Autoselect Number of Lags for Augmented Dickey-Fuller Test
Testing a time series for a unit root is an important early step in a econometric model building workflow. Consider conducting the augmented Dickey-Fuller test for a unit root (null model) against an alternative model, whose structure is set by your specifications. Often, an appropriate structure for the alternative model is difficult to know at this point in a model building workflow. This example shows a method that automatically selects the number of lagged difference terms for the trend-stationary alternative model of an augmented Dickey-Fuller test. To determine which alternative model is best from a set of models that contain a varying number of lagged difference terms, the method uses Akaike information criterion (AIC).
Preprocess Data
Load the US macroeconomic data set named Data_USEconModel.mat.
load Data_USEconModelCompute the log of the GDP and include the result as a new variable called LogGDP in the data set.
DataTimeTable.LogGDP = log(DataTimeTable.GDP); T = height(DataTimeTable);
Examine Data
Characterize the log GDP series by plotting it.
plot(DataTimeTable.Time,DataTimeTable.LogGDP) xlabel("Year") ylabel("Log USD Billions") title("Log of GDP") grid on

This series is clearly nonstationary. Because the log GDP series appears to have a linear, deterministic trend, the trend-stationary alternative model might hold.
Partition Data
To avoid data snooping, split the time series into two sets: a training set and a holdout set.
Training set — Determine the number of lags for the test by finding the best fitting model using the AIC.
Holdout set — Conduct the test using the optimized lag.
Split the data such that the training and test sets demonstrate a similar behavior and enough data exists to fit the alternative model.

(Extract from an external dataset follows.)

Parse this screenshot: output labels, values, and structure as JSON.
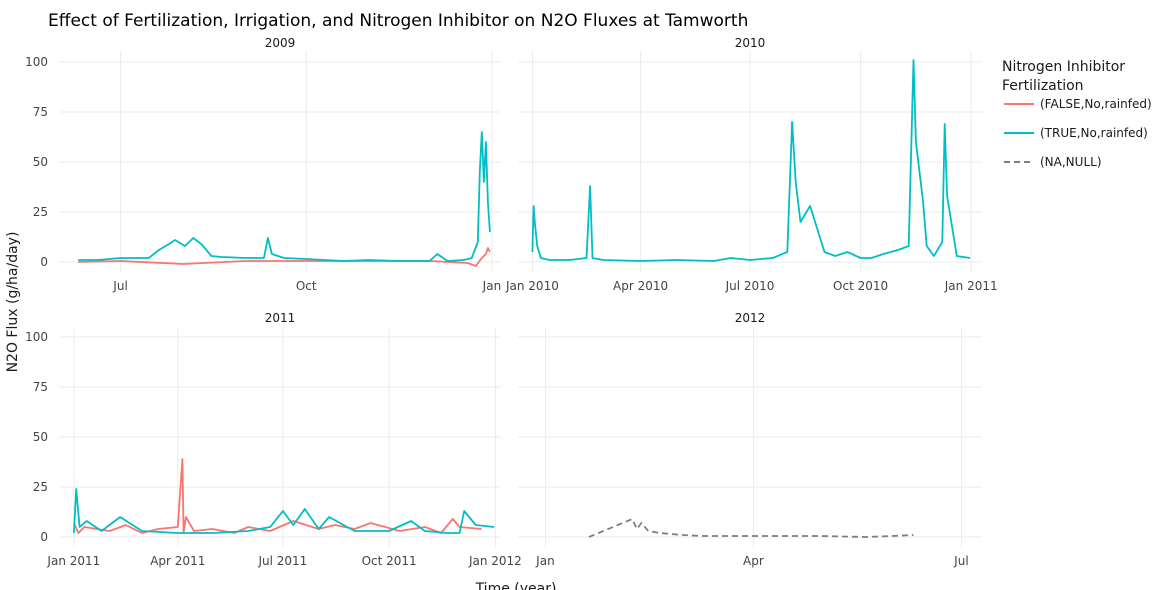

Use the slider to visualize the split.
TTrain =149; plot(DataTimeTable.Time,DataTimeTable.LogGDP) hold on xline(DataTimeTable.Time(TTrain)) xlabel("Year") ylabel("Log USD Billions") title("Log of GDP") grid on hold off

Create the training and holdout data sets.
trainingSample = DataTimeTable(1:TTrain,:); testSample = DataTimeTable((TTrain+1):end,:);
Find Optimal Number of Lagged Difference Terms
Using the training set, test for a unit root in the log GDP series using alternative models containing zero through four lagged difference terms. Return the regression statistics for each alternative model.
lags = 0:4; [~,regstats] = adftest(trainingSample,DataVariable="LogGDP", ... Model="TS",Lags=lags);
regstats is a 5-by-1 structure array containing regression statistics from fitting the five alternative models required to run each test.
Extract the AIC values from the results table, and then plot them to visually determine the minimum. Extract the lag corresponding to the minimum AIC.
AIC = [regstats.AIC]'; plot(lags,AIC,"*-r") xlabel("Number of Lagged Differences") ylabel("AIC") title("AIC for Models with Different Lagged Difference Terms") grid on hold on [minAIC,minIdx] = min(AIC); minLag = lags(minIdx)
minLag = 1
h = plot(minLag,minAIC,'bo',MarkerSize=15); legend(h,"Minimum AIC") hold off

The lag associated with the minimum AIC during the training set is 1.
Conduct Augmented Dickey-Fuller Test
Perform an augmented Dickey-Fuller test for a unit root in the holdout set. Specify the optimal number of lags, 1, as the number of lagged difference terms in the alternative model.
StatTbl = adftest(testSample,DataVariable="LogGDP", ... Model="TS",Lags=minLag)
StatTbl=1×8 table
h pValue stat cValue Lags Alpha Model Test
_____ _______ ________ _______ ____ _____ ______ ______
Test 1 false 0.96321 -0.78081 -3.4567 1 0.05 {'TS'} {'T1'}
The result h = false indicates failure to reject the null hypothesis of a unit root in the log GDP series when compared against a trend-stationary model containing one lagged difference term.